The Habitat JAM will bring together academics and students, planners and builders, politicians, governments, the private sector and ordinary citizens from across the globe in real time, all contributing ideas and expertise during the 72-hour global problem-solving session. Moderators will include government leaders, renowned experts, and key thinkers.
To ensure the most inclusive event possible, grass root organizations, institutions, women, youth groups and non-governmental organizations (NGOs) are helping to bring people to the technology who might otherwise not have access or opportunity to share their experiences and ideas with others around the world.

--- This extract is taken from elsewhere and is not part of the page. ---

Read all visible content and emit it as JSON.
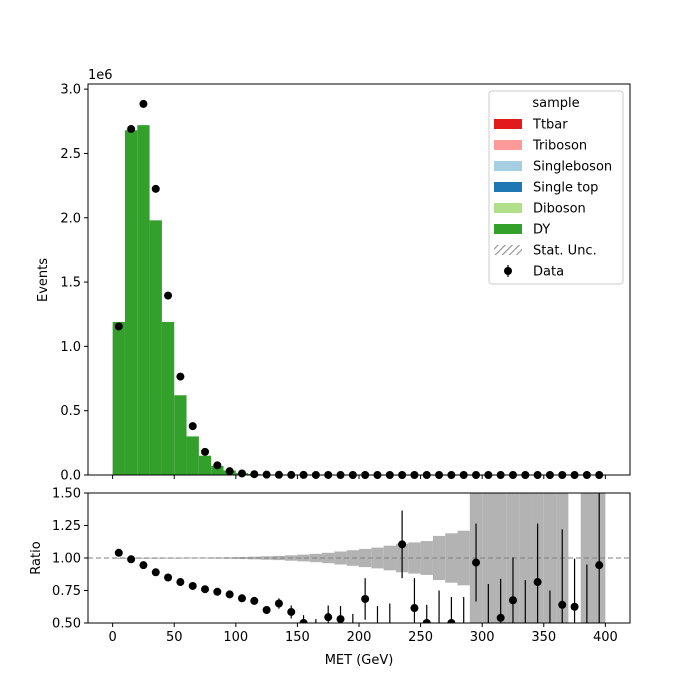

To name just a few examples, the Habitat JAM is teaming with the:
In hosting and providing the technology for the JAM, IBM is enabling this innovative democratic process where, without hierarchy, people from all walks of life have the opportunity to come together to present and evaluate ideas on how to solve a focused set of issues or problems. "IBM has used JAMs internally to enable employees in over 75 countries to collaborate in real time on the company's values and then to develop pragmatic solutions and best practices around growth and innovation," said Irving Wladawsky-Berger, Vice President of Technical Strategy and Innovation, IBM. "JAMs enable a kind of mass collaboration and problem-solving that has simply never before been possible on a global scale. This is innovation that matters for the world."
- World Bank Institute to offer access to many of their satellite-based Global Development Learning Network (GDLN) to enable people living in regions with inadequate or no Internet access to participate in the Habitat JAM.
- Huairou Commission and GROOTS Canada to bring the voice of non-English speaking women into the Habitat JAM.
- World Urban Forum and Youth Organizing Committee (WUFY) who will hold over a dozen World Urban Cafe JAM Sessions to engage communities in slums and impoverished human settlements in Asia, Africa, India and Latin America.